Фурьеризм связан в России с историей кружка Петрашевского, организованного в 1844 году и закончившего свое существование пять лет спустя ста двадцатью тремя приговорами к каторге и ссылке и двадцать одним — к смертной казни (в числе приговоренных к смертной казни был Ф. Достоевский). Фурьеризмом отмечены в особенности сочинения Достоевского и Чернышевского. В то же время некоторые петрашевцы обратились к жанру утопии. Д. Ахшарумов (1823 — 1910) нацарапал на стене своей камеры стихотворение, озаглавленное Будущее земли и ее обитателей (по Фурье). Психофизический этюд (Фурье) — видение изобилия, мира и вечной весны [Сакулин 1924, 361]. Многие стихи А. Плещеева (1825 — 1893) выражают веру в наступление «иной жизни», истины, любви и братства на земле.
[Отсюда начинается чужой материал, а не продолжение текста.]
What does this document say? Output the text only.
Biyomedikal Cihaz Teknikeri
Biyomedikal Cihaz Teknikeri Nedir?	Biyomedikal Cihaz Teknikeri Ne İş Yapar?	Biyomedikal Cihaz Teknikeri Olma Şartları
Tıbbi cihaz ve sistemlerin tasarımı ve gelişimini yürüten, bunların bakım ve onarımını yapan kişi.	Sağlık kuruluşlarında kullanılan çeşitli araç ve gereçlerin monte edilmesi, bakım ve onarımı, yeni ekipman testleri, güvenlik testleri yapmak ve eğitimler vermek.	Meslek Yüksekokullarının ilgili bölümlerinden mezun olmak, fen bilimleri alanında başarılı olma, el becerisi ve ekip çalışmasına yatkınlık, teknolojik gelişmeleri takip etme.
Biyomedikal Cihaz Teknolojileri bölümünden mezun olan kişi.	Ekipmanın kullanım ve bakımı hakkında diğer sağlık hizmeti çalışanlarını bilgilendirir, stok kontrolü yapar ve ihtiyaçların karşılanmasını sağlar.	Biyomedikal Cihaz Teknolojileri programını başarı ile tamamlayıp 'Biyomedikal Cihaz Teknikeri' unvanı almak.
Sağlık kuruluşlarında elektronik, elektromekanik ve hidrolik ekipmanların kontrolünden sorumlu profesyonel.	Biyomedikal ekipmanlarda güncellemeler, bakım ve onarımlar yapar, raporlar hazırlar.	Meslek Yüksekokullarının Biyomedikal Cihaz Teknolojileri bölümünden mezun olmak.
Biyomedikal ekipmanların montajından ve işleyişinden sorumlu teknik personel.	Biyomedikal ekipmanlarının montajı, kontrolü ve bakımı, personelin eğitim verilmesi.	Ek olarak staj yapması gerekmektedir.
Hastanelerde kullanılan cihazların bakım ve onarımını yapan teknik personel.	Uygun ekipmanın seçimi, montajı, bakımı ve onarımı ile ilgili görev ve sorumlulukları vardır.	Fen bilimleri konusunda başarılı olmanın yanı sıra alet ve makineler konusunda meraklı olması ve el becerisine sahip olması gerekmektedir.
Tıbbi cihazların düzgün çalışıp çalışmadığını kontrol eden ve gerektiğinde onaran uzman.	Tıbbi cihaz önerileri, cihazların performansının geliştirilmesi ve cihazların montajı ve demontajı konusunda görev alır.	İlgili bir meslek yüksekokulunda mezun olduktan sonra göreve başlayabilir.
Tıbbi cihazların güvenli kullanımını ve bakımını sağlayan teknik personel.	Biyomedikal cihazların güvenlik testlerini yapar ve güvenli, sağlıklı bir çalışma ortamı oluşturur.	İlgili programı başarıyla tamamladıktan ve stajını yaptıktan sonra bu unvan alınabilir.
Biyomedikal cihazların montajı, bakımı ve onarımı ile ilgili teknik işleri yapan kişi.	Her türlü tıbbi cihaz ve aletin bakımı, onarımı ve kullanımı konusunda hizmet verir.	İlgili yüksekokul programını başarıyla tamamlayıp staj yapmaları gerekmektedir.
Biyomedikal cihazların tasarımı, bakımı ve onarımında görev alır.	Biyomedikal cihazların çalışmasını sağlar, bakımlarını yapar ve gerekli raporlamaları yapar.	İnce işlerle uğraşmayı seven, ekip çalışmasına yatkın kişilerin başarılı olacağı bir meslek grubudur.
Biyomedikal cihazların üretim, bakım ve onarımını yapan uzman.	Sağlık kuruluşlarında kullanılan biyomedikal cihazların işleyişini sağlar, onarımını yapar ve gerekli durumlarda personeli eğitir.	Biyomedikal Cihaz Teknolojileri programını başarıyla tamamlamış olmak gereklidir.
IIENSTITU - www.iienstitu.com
Такое чрезмерное благодушие толкает Ф. Толля (1823 — 1867) в романе Труд и капитал (1869) на критику утопизма социалистических проектов [Козьмин]. Все социальные проблемы были бы решены, если бы каждый, с помощью простых в обслуживании машин, стал производить необходимые ему продукты. Не стало бы ни капиталистов, ни пролетариев, демократизация техники привела бы к новому золотому веку. Об этом мечтает в романе молодой немецкий философ Франц Мейер. Однако клевета и непонимание восстанавливают против него рабочих фабрики, на которой Мейер собирался применить свое изобретение: его забивают до смерти. Трудно изменить сознание, не изменив бытия.
Поклонник Фурье В. Белинский (1811 — 1848) первым в России задумывается о будущем, как о любовной утопии, в которой «не будет мужей и жен, а будут любовники и любовницы» (письмо Боткину 1841 года). Сочетание трех требований Белинского — эмансипации женщин, свободной любви и социализма — станет вскоре догмой в среде радикалов.
Однако страсть Белинского к социализму не похожа на ту нежность, с которой он рисует картины будущего счастья влюбленных. «Тысячелетнее Царство Божие утвердится на земле не сладенькими и восторженными фразами идеальной и простодушной Жиронды, а террористами — обоюдоострым мечом слова и дела Робеспьера и Сен-Жюста», — писал он Боткину в 1842 году [Белинский IX, 511; Mervaud 1993, 484]. Наиболее просвещенные члены кружка Белинского, Бакунин и Герцен, отправляются за границу, чтобы ускорить победу своих идей. Пораженный легкостью, с которой буржуазный мир перенес революцию 1848 года, Герцен отворачивается от западничества в сторону того, что в скором времени станет народничеством, идейным течением и социально-политической концепцией, которая соединит социализм с общинным славянофильским мифом, очищенным от религиозных аспектов. Под влиянием Конта, Фейербаха, Маркса народничество освободится от романтического идеализма и «нового христианства», чтобы в 1860-х годах приобрести радикальный характер в сочинениях Чернышевского и его многочисленных учеников (нигилистов, «бесов» Достоевского).
Пророки революционного народничества, Бакунин и П. Ткачев, будут призывать к насилию во имя коммунизма. Герцен останется в оппозиции к «каторжному равенству Гракха Бабефа и коммунистической барщине Кабе» [Герцен, XX (2), 578], сравнивая Бабефа с Аракчеевым [Герцен IV, 229], а фаланстеры с военными колониями: «Фаланстер — не что иное, как русская община и рабочая казарма, военное поселение на гражданский лад, полк фабричных (…). Коммунизм — это русское самодержавие наоборот»[49]
. У Герцена были причины для беспокойства. Якобинская программа С. Нечаева, опубликованная в Женеве в 1870 году, предполагала диктатуру маленькой группы, обобществление детей, обязательный труд в кооперативах. Маркс и Энгельс оценят ее, как «модель казарменного коммунизма». В приложении к Государственности и анархии и в одном из писем к Нечаеву Бакунин отвергает его «иезуитскую систему», «идиотский коммунизм», его «государственные и полицейские теории», но при этом сохраняет к нему определенное уважение. Кружок Н. Ишутина, вступивший на путь террора («Ад», к которому принадлежал Д. Каракозов, совершивший первую попытку убийства Александра II в 1866 году), был организован по образцу ордена посвященных. Нечаевский Катехизис революционера проповедует аскетизм, жертвенность, подчинение делу и группе вплоть до полной утраты индивидуальности. Он напоминает духовные катехизисы XVIII века или катехизис Ордена российских рыцарей, но при этом существенно превосходит их в экстремизме и жестокости. В результате шумного публичного процесса Нечаев станет символом революционера, которому будут подражать экстремисты «Народной воли».